In 1892, after seven grueling years of recipe tasting, David Turner Lamme Sr. first produced the product that would continue to be their best seller even today: the famous "Texas Chewie" Pecan Praline. The praline is a simple dessert, consisting of pecans, corn syrup, sugar, butter, and salt. In the early days, Lammes produced all of their pralines with pecans growing from trees along the Colorado River, and today they still opt to use only Texas-grown pecans in their confectioneries. Initially, Lamme only cooked pralines by special order, waiting until he had enough orders to make a minimum batch of 25 pounds, which would eventually be shipped out through Lammes mail order division. However this did not last forever, and as Lammes grew in popularity, pralines finally became available to the public in the 1920s.

In 1957, Lammes moved locations again to Airport Blvd. in Austin and opened their dual factory and storefront there, where it is today. Since then, Lammes has stayed family owned and operated, passed down over 5 generations of candy makers, with its name changing to "Lammes Candies Since 1885, Inc." in 1965.

==Present==
Today, Lammes Candies is owned by William Wirt Lamme's great-great-great-great-grandchildren: Pam, Bryan, and Lana. The company currently offers more than 1000 products, including taffy, brittle, and many other chocolates. Despite a wide variety, the "Texas Chewie" praline continues to be their number one best selling product.

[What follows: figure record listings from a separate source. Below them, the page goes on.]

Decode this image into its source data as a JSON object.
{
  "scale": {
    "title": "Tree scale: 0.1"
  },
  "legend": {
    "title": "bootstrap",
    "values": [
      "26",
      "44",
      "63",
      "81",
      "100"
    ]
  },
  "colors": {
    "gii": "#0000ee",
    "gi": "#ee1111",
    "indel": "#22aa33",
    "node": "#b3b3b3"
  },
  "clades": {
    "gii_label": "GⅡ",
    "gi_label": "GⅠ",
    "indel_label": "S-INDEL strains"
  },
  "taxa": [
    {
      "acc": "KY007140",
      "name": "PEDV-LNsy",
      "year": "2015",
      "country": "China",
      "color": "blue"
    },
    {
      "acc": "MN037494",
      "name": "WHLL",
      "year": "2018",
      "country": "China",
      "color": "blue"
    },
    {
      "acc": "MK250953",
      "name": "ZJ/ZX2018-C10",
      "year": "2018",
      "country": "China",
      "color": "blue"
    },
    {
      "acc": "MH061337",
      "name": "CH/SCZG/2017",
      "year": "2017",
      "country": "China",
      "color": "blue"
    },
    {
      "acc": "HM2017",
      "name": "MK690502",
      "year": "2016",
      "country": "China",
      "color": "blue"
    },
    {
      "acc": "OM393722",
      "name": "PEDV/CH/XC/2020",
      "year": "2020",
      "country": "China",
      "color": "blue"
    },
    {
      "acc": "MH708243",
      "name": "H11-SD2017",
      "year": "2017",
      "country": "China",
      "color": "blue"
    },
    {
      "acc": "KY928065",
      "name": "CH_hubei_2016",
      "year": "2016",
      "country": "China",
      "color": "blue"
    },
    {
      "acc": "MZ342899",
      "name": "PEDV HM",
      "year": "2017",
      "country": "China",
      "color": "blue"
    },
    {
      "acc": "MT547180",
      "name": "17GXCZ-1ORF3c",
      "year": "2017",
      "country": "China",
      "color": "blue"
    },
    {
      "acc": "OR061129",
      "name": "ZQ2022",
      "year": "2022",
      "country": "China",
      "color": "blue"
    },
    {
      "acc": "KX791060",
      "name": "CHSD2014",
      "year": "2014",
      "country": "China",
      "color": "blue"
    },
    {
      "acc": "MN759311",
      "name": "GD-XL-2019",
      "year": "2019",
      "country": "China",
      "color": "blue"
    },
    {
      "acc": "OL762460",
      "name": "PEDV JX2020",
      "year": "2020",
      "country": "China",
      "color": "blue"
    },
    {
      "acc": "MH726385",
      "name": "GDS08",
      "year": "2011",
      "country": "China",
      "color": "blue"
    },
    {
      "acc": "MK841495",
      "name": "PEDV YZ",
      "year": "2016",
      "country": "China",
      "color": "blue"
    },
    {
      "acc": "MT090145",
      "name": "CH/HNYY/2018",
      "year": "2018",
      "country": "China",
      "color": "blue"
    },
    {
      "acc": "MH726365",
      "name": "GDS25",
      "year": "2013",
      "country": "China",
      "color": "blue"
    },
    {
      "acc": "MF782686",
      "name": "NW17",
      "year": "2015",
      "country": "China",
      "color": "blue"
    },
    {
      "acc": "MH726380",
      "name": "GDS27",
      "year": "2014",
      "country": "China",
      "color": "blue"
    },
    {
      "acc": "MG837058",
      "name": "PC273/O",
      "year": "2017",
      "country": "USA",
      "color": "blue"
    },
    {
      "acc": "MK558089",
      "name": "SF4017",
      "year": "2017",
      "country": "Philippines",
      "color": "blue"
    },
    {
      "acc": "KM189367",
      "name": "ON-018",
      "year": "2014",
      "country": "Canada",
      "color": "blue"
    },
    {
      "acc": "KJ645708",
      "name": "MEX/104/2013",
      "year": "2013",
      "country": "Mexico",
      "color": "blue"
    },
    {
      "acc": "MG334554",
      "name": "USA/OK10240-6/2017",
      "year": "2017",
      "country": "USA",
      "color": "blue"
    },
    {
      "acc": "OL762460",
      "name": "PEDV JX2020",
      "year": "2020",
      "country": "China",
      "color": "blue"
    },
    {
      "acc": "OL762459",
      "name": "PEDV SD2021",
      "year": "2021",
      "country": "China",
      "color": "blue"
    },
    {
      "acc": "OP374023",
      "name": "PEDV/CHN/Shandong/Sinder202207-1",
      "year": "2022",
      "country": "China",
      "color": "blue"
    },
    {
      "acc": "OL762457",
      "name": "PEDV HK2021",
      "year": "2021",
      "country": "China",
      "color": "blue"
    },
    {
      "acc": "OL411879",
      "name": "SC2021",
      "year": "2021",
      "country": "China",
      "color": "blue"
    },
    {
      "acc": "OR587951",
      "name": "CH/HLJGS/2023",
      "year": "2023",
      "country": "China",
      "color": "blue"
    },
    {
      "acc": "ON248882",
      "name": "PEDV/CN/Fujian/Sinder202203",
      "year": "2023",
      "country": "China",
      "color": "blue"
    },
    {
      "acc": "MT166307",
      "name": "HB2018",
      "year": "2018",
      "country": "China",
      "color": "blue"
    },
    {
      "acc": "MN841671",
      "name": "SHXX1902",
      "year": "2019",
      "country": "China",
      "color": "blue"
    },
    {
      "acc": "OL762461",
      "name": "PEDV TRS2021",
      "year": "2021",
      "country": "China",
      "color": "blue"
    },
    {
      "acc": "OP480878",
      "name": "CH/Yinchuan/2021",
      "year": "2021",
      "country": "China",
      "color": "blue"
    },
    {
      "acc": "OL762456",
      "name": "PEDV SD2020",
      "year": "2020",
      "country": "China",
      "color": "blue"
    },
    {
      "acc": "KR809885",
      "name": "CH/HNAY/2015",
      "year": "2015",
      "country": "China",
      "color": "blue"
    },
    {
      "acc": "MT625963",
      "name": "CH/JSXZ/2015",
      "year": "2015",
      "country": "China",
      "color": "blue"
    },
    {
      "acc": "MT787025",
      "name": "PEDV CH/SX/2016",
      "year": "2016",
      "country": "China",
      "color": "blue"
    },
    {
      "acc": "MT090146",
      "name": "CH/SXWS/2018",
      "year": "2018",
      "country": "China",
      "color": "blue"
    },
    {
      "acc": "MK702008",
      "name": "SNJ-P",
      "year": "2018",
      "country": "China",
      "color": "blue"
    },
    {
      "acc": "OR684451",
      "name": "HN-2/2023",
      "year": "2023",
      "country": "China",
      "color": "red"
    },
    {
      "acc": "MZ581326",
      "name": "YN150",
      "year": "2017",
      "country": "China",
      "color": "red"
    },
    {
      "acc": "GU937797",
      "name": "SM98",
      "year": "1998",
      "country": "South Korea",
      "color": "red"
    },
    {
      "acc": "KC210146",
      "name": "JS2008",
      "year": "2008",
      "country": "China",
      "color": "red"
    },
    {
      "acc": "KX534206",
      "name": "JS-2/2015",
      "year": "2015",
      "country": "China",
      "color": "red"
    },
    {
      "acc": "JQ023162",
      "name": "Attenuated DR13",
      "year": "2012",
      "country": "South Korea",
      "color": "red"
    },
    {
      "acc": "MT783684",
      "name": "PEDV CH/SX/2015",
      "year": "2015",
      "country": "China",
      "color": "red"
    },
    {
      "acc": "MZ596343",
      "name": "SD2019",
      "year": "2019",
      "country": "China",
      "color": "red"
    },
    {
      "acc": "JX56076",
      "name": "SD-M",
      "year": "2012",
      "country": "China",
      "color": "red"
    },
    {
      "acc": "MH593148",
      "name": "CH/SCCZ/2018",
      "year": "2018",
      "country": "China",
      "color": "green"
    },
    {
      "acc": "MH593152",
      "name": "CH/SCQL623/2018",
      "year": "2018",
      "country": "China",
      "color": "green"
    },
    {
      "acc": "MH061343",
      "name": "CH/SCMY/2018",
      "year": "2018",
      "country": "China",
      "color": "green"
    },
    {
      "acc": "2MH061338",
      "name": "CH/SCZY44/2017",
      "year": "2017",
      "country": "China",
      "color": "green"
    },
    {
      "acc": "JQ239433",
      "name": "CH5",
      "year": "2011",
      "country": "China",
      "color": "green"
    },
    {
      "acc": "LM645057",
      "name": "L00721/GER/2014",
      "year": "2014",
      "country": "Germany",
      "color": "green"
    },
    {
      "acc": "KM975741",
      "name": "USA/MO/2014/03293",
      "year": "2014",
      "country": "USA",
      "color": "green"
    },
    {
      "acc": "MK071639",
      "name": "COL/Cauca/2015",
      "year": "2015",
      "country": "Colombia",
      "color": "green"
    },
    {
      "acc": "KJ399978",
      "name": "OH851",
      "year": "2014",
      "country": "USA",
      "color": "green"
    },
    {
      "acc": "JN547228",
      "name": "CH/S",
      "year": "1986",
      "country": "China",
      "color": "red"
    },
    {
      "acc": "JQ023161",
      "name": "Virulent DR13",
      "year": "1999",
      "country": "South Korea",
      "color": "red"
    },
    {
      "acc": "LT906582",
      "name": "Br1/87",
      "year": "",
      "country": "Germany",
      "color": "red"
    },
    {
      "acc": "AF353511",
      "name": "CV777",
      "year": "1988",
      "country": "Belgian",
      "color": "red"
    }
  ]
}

Over the last forty years, Lammes had expanded to over seven locations across central Texas, however only two of those locations remain open today. Despite the company's struggles, Lammes has remained a vivid part of many Austin dweller's lives. Many people are drawn to Lammes because of their old-fashioned recipes and storefronts, their use of local ingredients, their in-house conveyor belt style production, and most importantly, their dedication to keeping their long legacy alive.

== Closure ==
After 141 years, Lammes Candies' will be closing their store. Round Rock store closed on April 24, 2026. The Austin 5330 Airport Blvd. store will remain open but eventually will also shut down. The decision was displayed at the Round Rock location and cites changing market conditions and issues with long-term sustainability of operations. At the time of its shutdown, Lammes Candies was the oldest continuously run family business in Austin.

The building Lammes Candies' occupied was purchased by Topo Development Group.